A second reason is the inclusion of Scott Nicolay’s essay that first appeared in a slightly different form as an installment of his online blog Stories from The Borderland (on December 13, 2016). The revival of this work could be explained by his belief that “…all texts exist as part of larger assembles that include not only other texts and their authors, but readers and editors, publishers, artists, critics, agents and other agents.” [my italics]

That agency was given by Lila Garrott in her own blog Strange Horizons as a raison d’etre of a Rosny Revival. She mentions “…eager editors [who] are interested in the chase…liable to claim pressing importance.” (August 20th, 2012). This includes earlier translators Daniele Chatelaine and George Stosser who maintain Rosny tried “as hard as any writer who uses words and addresses a human audience to decenter humankind.” Man’s ‘cosmic insignificance’ appears as a leitmotif in later works by the author, La Morte de la Terre (1910) and Le Grande enigma (1920). While parallels to the work of, say, H. P. Lovecraft might be made, Scott maintains that an “excessive emphasis on Lovecraft in so much Weird Fiction scholarship has led us to associate The Weird with ugliness and grotesquerie” (one would ironically note Nicolay and other such writers as China Mieville’s emphasis on HPL in other Weird criticism sometimes when there is no need).
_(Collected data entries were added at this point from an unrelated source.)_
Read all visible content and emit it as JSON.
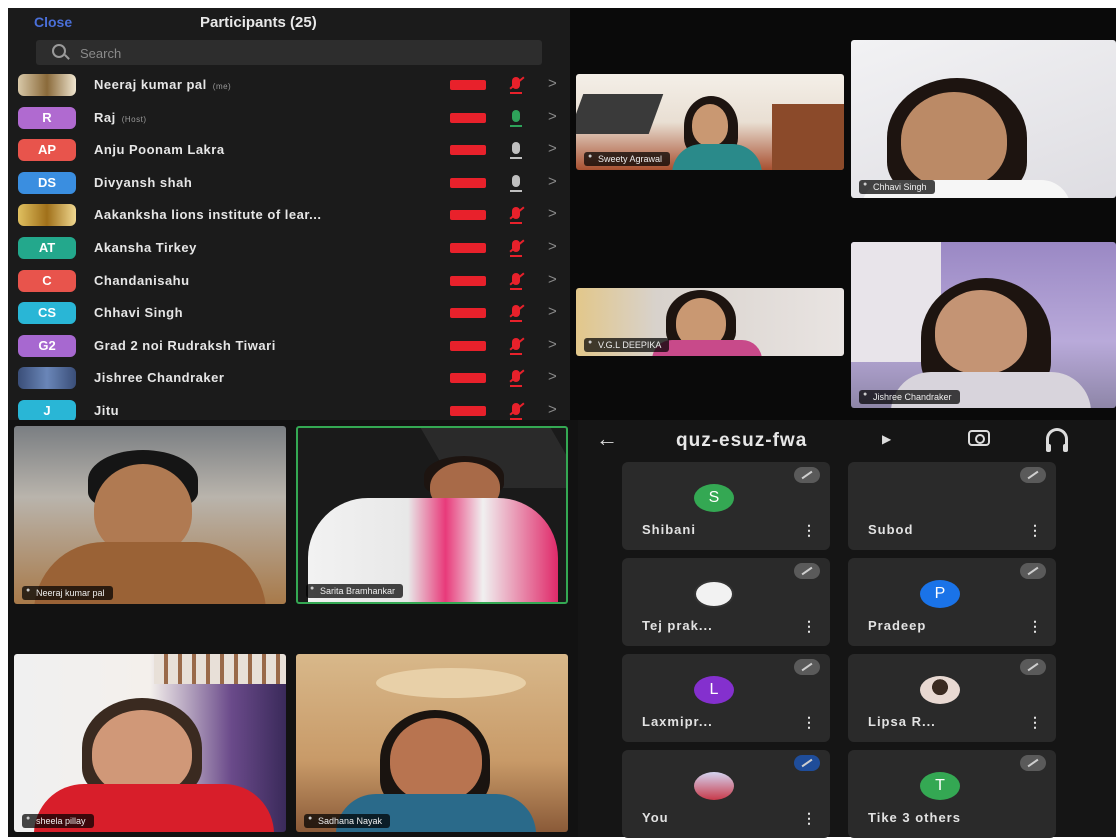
{
  "participants_panel": {
    "close_label": "Close",
    "title": "Participants (25)",
    "search_placeholder": "Search",
    "rows": [
      {
        "initials": "",
        "name": "Neeraj kumar pal",
        "tag": "(me)",
        "avatar_color": "photo",
        "mic": "off"
      },
      {
        "initials": "R",
        "name": "Raj",
        "tag": "(Host)",
        "avatar_color": "#b06ad0",
        "mic": "on"
      },
      {
        "initials": "AP",
        "name": "Anju Poonam Lakra",
        "tag": "",
        "avatar_color": "#e8544c",
        "mic": "on"
      },
      {
        "initials": "DS",
        "name": "Divyansh shah",
        "tag": "",
        "avatar_color": "#3a8ee0",
        "mic": "on"
      },
      {
        "initials": "",
        "name": "Aakanksha lions institute of lear...",
        "tag": "",
        "avatar_color": "photo",
        "mic": "off"
      },
      {
        "initials": "AT",
        "name": "Akansha Tirkey",
        "tag": "",
        "avatar_color": "#23a88c",
        "mic": "off"
      },
      {
        "initials": "C",
        "name": "Chandanisahu",
        "tag": "",
        "avatar_color": "#e8544c",
        "mic": "off"
      },
      {
        "initials": "CS",
        "name": "Chhavi Singh",
        "tag": "",
        "avatar_color": "#29b6d6",
        "mic": "off"
      },
      {
        "initials": "G2",
        "name": "Grad 2 noi Rudraksh Tiwari",
        "tag": "",
        "avatar_color": "#a768d0",
        "mic": "off"
      },
      {
        "initials": "",
        "name": "Jishree Chandraker",
        "tag": "",
        "avatar_color": "#4d6a9a",
        "mic": "off"
      },
      {
        "initials": "J",
        "name": "Jitu",
        "tag": "",
        "avatar_color": "#29b6d6",
        "mic": "off"
      }
    ]
  },
  "video_tiles_top": [
    {
      "name": "Sweety Agrawal"
    },
    {
      "name": "Chhavi Singh"
    },
    {
      "name": "V.G.L DEEPIKA"
    },
    {
      "name": "Jishree Chandraker"
    }
  ],
  "video_tiles_bottom": [
    {
      "name": "Neeraj kumar pal"
    },
    {
      "name": "Sarita Bramhankar"
    },
    {
      "name": "sheela pillay"
    },
    {
      "name": "Sadhana Nayak"
    }
  ],
  "meet": {
    "code": "quz-esuz-fwa",
    "tiles": [
      {
        "label": "Shibani",
        "initial": "S",
        "color": "#34a853"
      },
      {
        "label": "Subod",
        "initial": "",
        "color": ""
      },
      {
        "label": "Tej prak...",
        "initial": "",
        "color": "#f2f2f2"
      },
      {
        "label": "Pradeep",
        "initial": "P",
        "color": "#1a73e8"
      },
      {
        "label": "Laxmipr...",
        "initial": "L",
        "color": "#8430ce"
      },
      {
        "label": "Lipsa R...",
        "initial": "",
        "color": "#e9d9d2"
      },
      {
        "label": "You",
        "initial": "",
        "color": "#d4d4f0"
      },
      {
        "label": "Tike  3 others",
        "initial": "T",
        "color": "#34a853"
      }
    ]
  }
}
The Xipehuz and Rosny are their own ultramundane genus.

A counter action to that ugliness is this new translation’s third and most important reason for acquisition—it’s sheer prose poetry: “The song of the sunset swelled and hovered, its harmonies swirling in eddies.” Nicolay’s version is also interesting in comparison to Jason Colavito’s recent online translation (jasoncolavito.com/the-xipeacutehuz1.html). “The death knell of the world’s end or perhaps the resignation of the red man of the Indian jungles” in the earlier becomes the Indian prairies in this printed edition. Which (continent/nationality) is it? This writer will now have to acquire the other translations of this. If the main purpose then of this publication is a thorough reread this author’s work, well, then mission accomplished!

All of Scott Nicolay’s Stories from The Borderland series does similar important work. It’s range is analogous to Lin Carter’s selections for the Ballantine Adult Fantasy series in the early 1970s. Another hinted at revival could be that of the oeuvre of Jean Ray (an accompanying depiction of ‘The Schoolmaster’ from Ray’s “The Mainz Psalter” by Michael Bukowski would no doubt be perfection….). “O Translators,” exhorts Lila Garrott, “given the pleasures and strengths of the excavations you’ve performed for us…may we have more of these marvelous stories?” To which we can only implore the translator of this Xipehuz with a Francophilic affectation: Oui, si’l vous plait!